I’m also terrified of neglecting Blake. He’s been increasingly troubled as he ages, and I’m afraid that if we don’t get him the right help the scars from the divorce are going to keep him from being confident and happy. It’s hard enough that he seems to have attentional issues without seeding the ground with emotional mines for later. I guess what I want for him is the chance to fuck up his life all on his own, not just because his dad and I couldn’t get it together. And I don’t want Maggie’s memories of me to be ugly. So: professional help.

I can’t be the only one who had a crummy Mother’s Day. What made it the worst, though, was that Blake ended up blaming himself at the end of it. It’s not like yesterday was any worse than a regular day, but the added pressure of a holiday makes it seem that much more disappointing for him. I mean, I tried to convince him that nothing was his fault, that both of us need some help, but it was clear he found it easier to take full blame. Poor kid. He has such a hard time with disappointment as it is. We got our wedding album in the mail a few weeks ago and Blake is smiling in only a few photos but visibly agitated in many others. He loves his sister, but it’s clear he would feel less conflicted about loving her if she were his dad’s. (And I’m so far from healing that every time the Boy says hi to her it makes me cringe, which must be a wonderful thing for Blake to witness.)
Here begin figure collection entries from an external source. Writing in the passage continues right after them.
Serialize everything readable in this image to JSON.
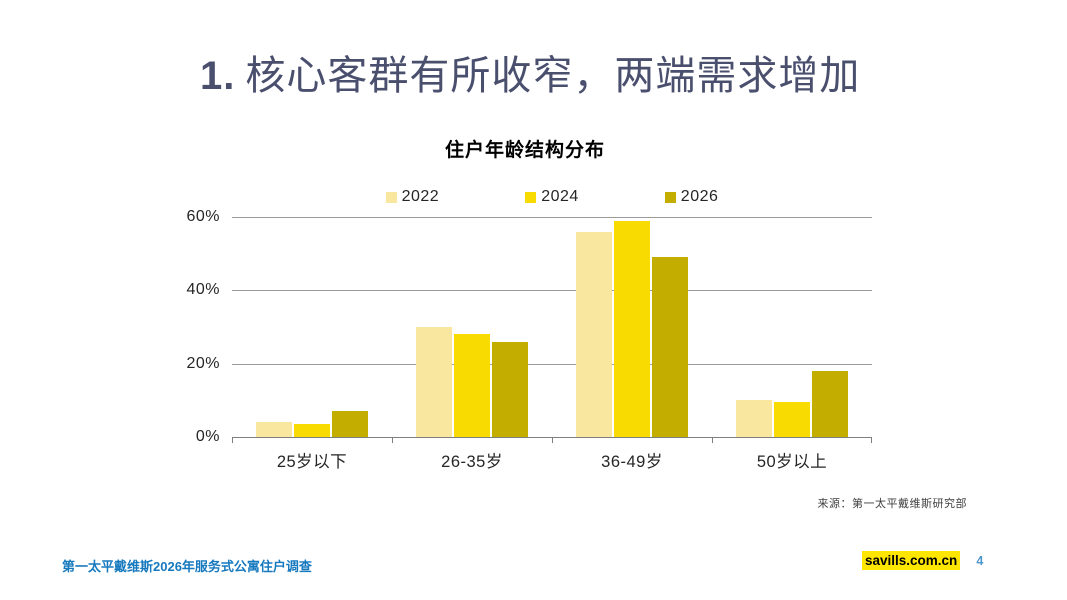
{
  "slide": {
    "title_number": "1.",
    "title_text": "核心客群有所收窄，两端需求增加",
    "source_note": "来源：第一太平戴维斯研究部",
    "footer_left": "第一太平戴维斯2026年服务式公寓住户调查",
    "footer_site": "savills.com.cn",
    "page_number": "4"
  },
  "colors": {
    "title_text": "#4a4f6e",
    "footer_blue": "#1779be",
    "page_blue": "#4e97cc",
    "highlight": "#ffe600",
    "gridline": "#9b9b9b",
    "axis": "#7f7f7f",
    "label": "#262626",
    "source": "#404040"
  },
  "chart_data": {
    "type": "bar",
    "title": "住户年龄结构分布",
    "categories": [
      "25岁以下",
      "26-35岁",
      "36-49岁",
      "50岁以上"
    ],
    "series": [
      {
        "name": "2022",
        "color": "#fae79f",
        "values": [
          4,
          30,
          56,
          10
        ]
      },
      {
        "name": "2024",
        "color": "#f8db00",
        "values": [
          3.5,
          28,
          59,
          9.5
        ]
      },
      {
        "name": "2026",
        "color": "#c3ae00",
        "values": [
          7,
          26,
          49,
          18
        ]
      }
    ],
    "ylabel": "",
    "xlabel": "",
    "ylim": [
      0,
      60
    ],
    "yticks": [
      {
        "value": 0,
        "label": "0%"
      },
      {
        "value": 20,
        "label": "20%"
      },
      {
        "value": 40,
        "label": "40%"
      },
      {
        "value": 60,
        "label": "60%"
      }
    ],
    "legend_position": "top",
    "grid": true
  }
}
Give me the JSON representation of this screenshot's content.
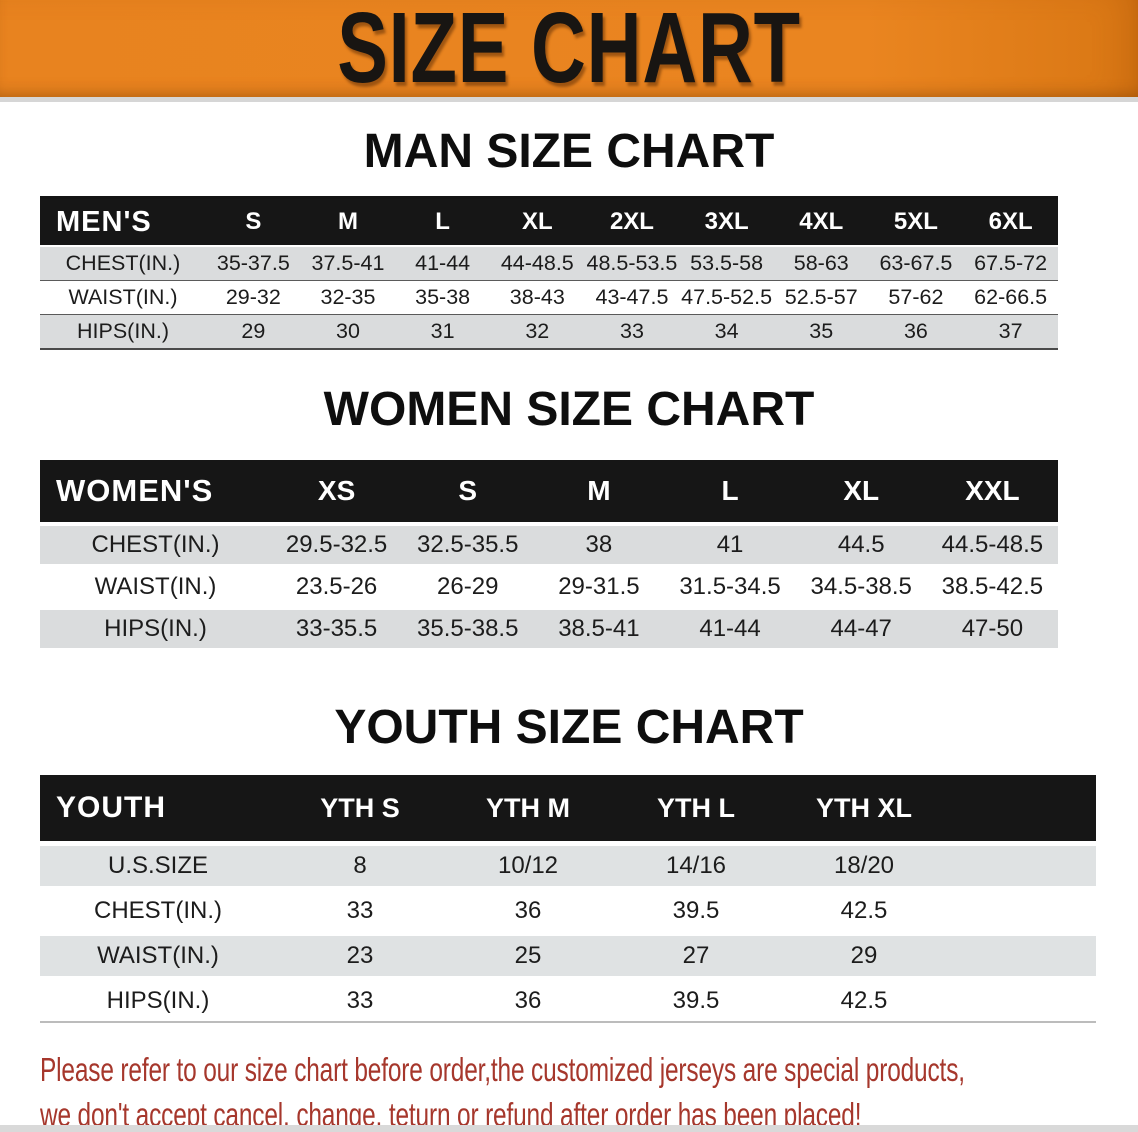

I made an important discovery on Sunday. Someone at church (with no kids of their own) asked if she was sleeping. Instead of telling the truth (she sleeps most of the night and spends the balance in bed with us) I just said that she was a good baby. It’s the best answer because everyone is happy: the questioner thinks one thing, I know the reality, Maggie hears smiles and praise, and it’s the truth. It’s no one’s business how much she sleeps and eats or if she prefers to snuggle with me. She’s a good baby no matter what.